John Crowley received the Award in Literature from the American Academy of Arts and Letters in 1992, and has taught for many years in the English Department at Yale. His first published novels, "The Deep" (1975) and "Beasts" (1976), were science fiction that transcended the genre, receiving praise from poets like James Merrill and John Hollander. "Engine Summer" (1979) was a finalist for the National Book Award. In 1981 his novel "Little, Big" won the World Fantasy Award for Best Novel and was called a “masterpiece” by the critic Harold Bloom. In 1987, Crowley embarked on an ambitious four-volume novel, "Aegypt"(The Solitudes; Love & Sleep; Daemonomania; Endless Things).
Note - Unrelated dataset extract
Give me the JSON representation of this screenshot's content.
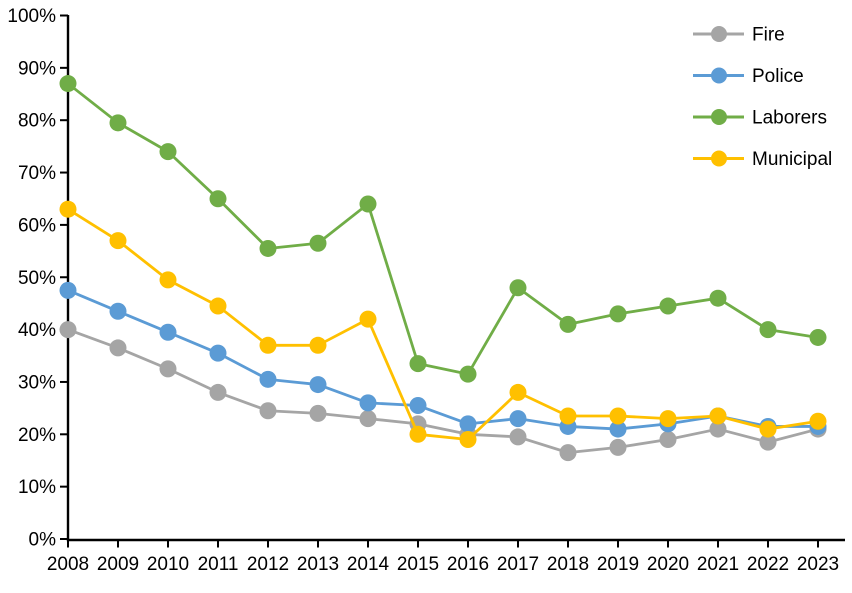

His recent works include "The Translator" (2002), recipient of the Italian Premio Flaiano prize; "Lord Byron’s Novel" (2005); "Four Freedoms" (2008) and "Ka: Dar Oakley in the Ruin of Ymr" (2017), recipient of the Mythopoeic Award.
Crowley has also written award-winning scripts for short films and historical documentaries, including "The World of Tomorrow" (on the 1939 World’s Fair), "No Place to Hide" (on the bomb shelter obsession), "The Hindenburg" (for HBO), and "FIT: Episodes in the History of the Body" (examining American fitness practices and beliefs over the decades).
The Lunn Lectureship commemorates Eugene Lunn, who was an esteemed member of the UC Davis Department of History and distinguished himself as a scholar in the field of modern European intellectual history. He was a passionate and productive scholar, but no less an engaged and inspired teacher. In his memory, a fund was created to support an annual lecture series that would honor the profession of history and present to a broad campus audience an exemplary discussion of significant issues in culture and society.
The lecture, thanks to the generosity of many people, has become an important yearly event at UC Davis. We particularly want to thank alumnus Michael Tennefoss for his generous donations that have made this series possible.